>> Refugees seeking solace in the United States will be subject to stricter vetting starting on Wednesday. The new rules come as a 120-day ban on refugees ordered by the Trump Administration comes to a close. Reuters correspondent Micah Rosenberg covers immigration.>> The state department is issuing a series of new guidelines for refugee processing.
That increase the amount of biographical information that the refugees have to give in the screening process. So now they have to give addresses and phone numbers and emails going back ten years, whereas before it was only five years. And they also have to give contact information for all of their family tree, whereas before that was only limited to some family members.
>> The new requirements are likely to be onerous for refugees fleeing war famine or ethnic cleansing. And other changes could bar certain refugees indefinitely.>> There's different levels of screening for security reasons for all refugees who enter in the United States. And there's a higher level of screening for a particular groups of refugees that might come from countries that are considered high risk by the United States.

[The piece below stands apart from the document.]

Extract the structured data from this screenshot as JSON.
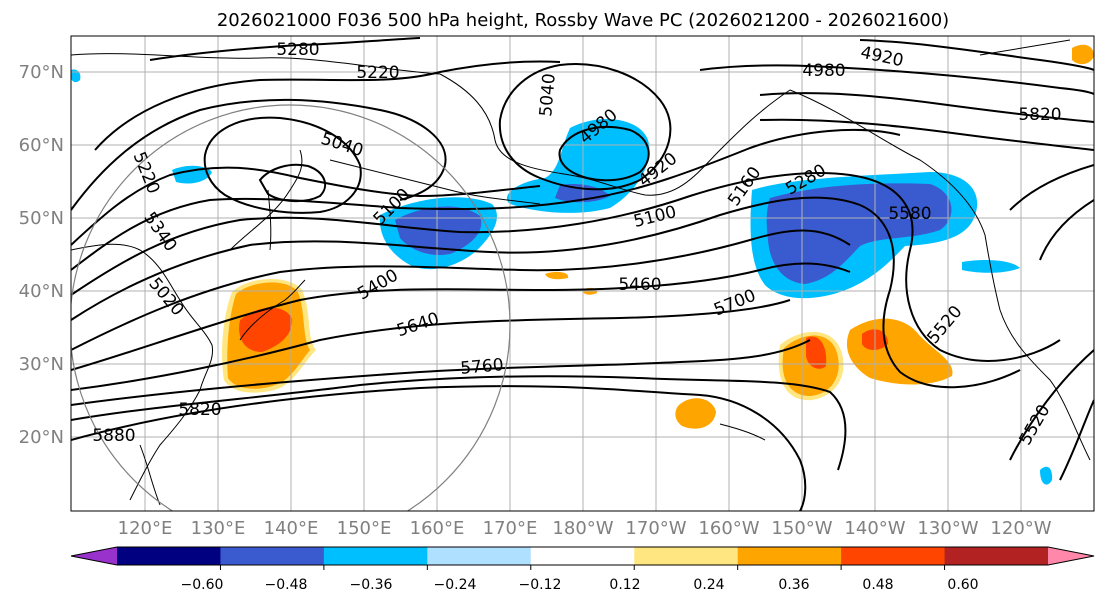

When that happens, the government issues something called a security advisory opinion. The government wants to pause all issuants of new SAOs. Which could effectively put a halt on refugee screening for that group of countries where those checks are mandatory. SAOs are required for adult men from Egypt, Iran, Iraq, Libya, Malia, North Korea, Somalia, Sudan, South Sudan, Syria, Yemen and some Palestinians.
Critics say Trump's efforts to bar entry from such countries suggests religious discrimination. As a candidate, Trump called for a total shutdown on Muslims entering the US. The administration argues its restrictions are needed to protect American citizens.